[Photo via BoweryBoogie]
1) 264 Bowery.
Before sitting empty for a few years, 264 Bowery was home to the Lenny Kravitz-Denzel Washington-backed bold-faced-named club Kos. As New York magazine noted, Kos had a plush room dubbed the "Kitty Box," where the likes of Bruce Willis, P. Diddy and Steven Tyler could hobnob. So it was loud and exclusive.
Anyway! The six principals aiming to open an eatery here are well-aware of the noisy past at this address. Which is why the group said they'd be a "neighborhood-friendly restaurant" and "we want to be open to our neighbors." And no velvet ropes! The concept: "Seasonal tapas." And they'd be open 5 p.m. to 2 a.m. Sunday-Thursday; 5 p.m.-3:30 a.m. Friday and Saturday. The place would seat 48, with another 13 at the bar. The group hasn't decided on a name yet. The current working name is Bowery Row.
Three of the principals were on hand for the presentation. They were asked about the hours. They said they wouldn't want to open earlier because there isn't any foot traffic and no one around who'd want to eat. Someone near me suggested the crowds at the New Museum may have another opinion about that. Another person said the people working at the nearby restaurant supply companies may like to have another lunch option. And they'd need to be open late because something about their kind of "seasonal tapas" was the food that groups of four to six would be ordering.
Later, one of the principals mentioned being a destination. But wait, don't you want to be "neighborhood friendly?" He corrected himself, sort of: A neighborhood-friendly destination place.
Several nearby residents spoke out against more noise and bargoers on the Bowery. One resident singled out Keith McNally, saying that he got a free pass from CB2 with Pulino's. McNally promised a neighborhood friendly restaurant. And he put Bar first in the name: Pulino's Bar & Pizzeria.
So, the bottom line (paraphrasing), don't be hoodwinked by slicksters who promise to be neighborhood friendly.
(BoweryBoogie has more on 264 Bowery here.)
2) 348 Bowery
I wrote about this yesterday... I was wrong on a few details, though the proposal is for the first New York branch of Segafredo Zanetti Espresso Café, the Italian-style coffee bar.
I was wrong about the Alexander Duff involved with the proposed cafe. This Alexander Duff, it turns out, was the co-owner of Pacific East in Amagansett and later in Chelsea. (You can read how all that turned out here.) He has partnered with Holly Roberts, who also spoke before CB2. She is involved with High Bar andAspen Social Club, among others.
This is proposed for the current home of Downtown Auto and Tire, which is now on a month-to-month lease.
This would be a Segafredo franchise open starting at 7 a.m., closing at midnight on weekdays; 2 a.m. on weekends. The cafe would hold 74, with another 16 in a patio roughly where the tires are kept now, as it was rather sadly/comically pointed out.
And the best part: The patio will have a retractable roof with soundproofing ... and sound-resistant sliding doors for the later evening hours. Roberts said that have state-of-the-art soundproofing, installed not by the best soundproof engineer in New York City, but in the entire country.
Said Roberts, "We are not a bar. We are not a nightclub. We are a cafe." She also described it as "a walk-up space. We don't anticipate people coming up in cabs." It will be like a cafe that you see in an Italian piazza, she said.
In any event, Roberts said that they were there with open arms, very willing to be flexible in their operating plans. They want to be good neighbors.
There was plenty of opposition.
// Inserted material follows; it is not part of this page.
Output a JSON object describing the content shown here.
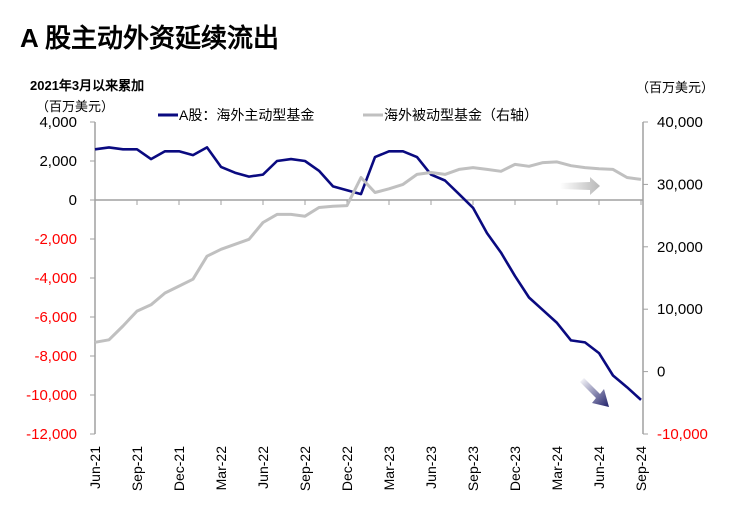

CB2 regular Zella Jones, a Bleecker Street resident who founded the NoHo/Bowery Partnership, presented a petition against the cafe signed by 148 residents representing 88 addresses in the immediate area. Jones noted that there will be 27 full liquor licenses (including four for the Great Jones Hotel) within 500 feet of this space. She also pointed out the six coffee shops in close proximity.
A gifted speaker, Jones talked about the changing composition of the neighborhood, how it has become a "party atmosphere." She made reference to a previous speaker who called the Bowery "a strip." "It's not a strip, it's a neighborhood." And as for the suggestion that the Downtown Auto and Tire Club was "junky" (that comment was made by someone from the New York Nightlife Association), "We like that garage. We use that garage. The garage reminds us of what was." And later, "We are losing our businesses that don't serve alcohol."
Like 264 Bowery, residents can't help but wonder if the proposed cafe will turn out, in the end, to just be another bar.
Wondered Jones: Why would a cafe need a retractable roof and soundproofing?
Grub Street also has coverage of last night's CB2 meeting.
The board rejected plans for both proposed Bowery eateries. Also, as GS notes, the two dudes who spoke last night for 264 Bowery are managers at the MercBar.
This is what happens when you fall asleep in the back of the room.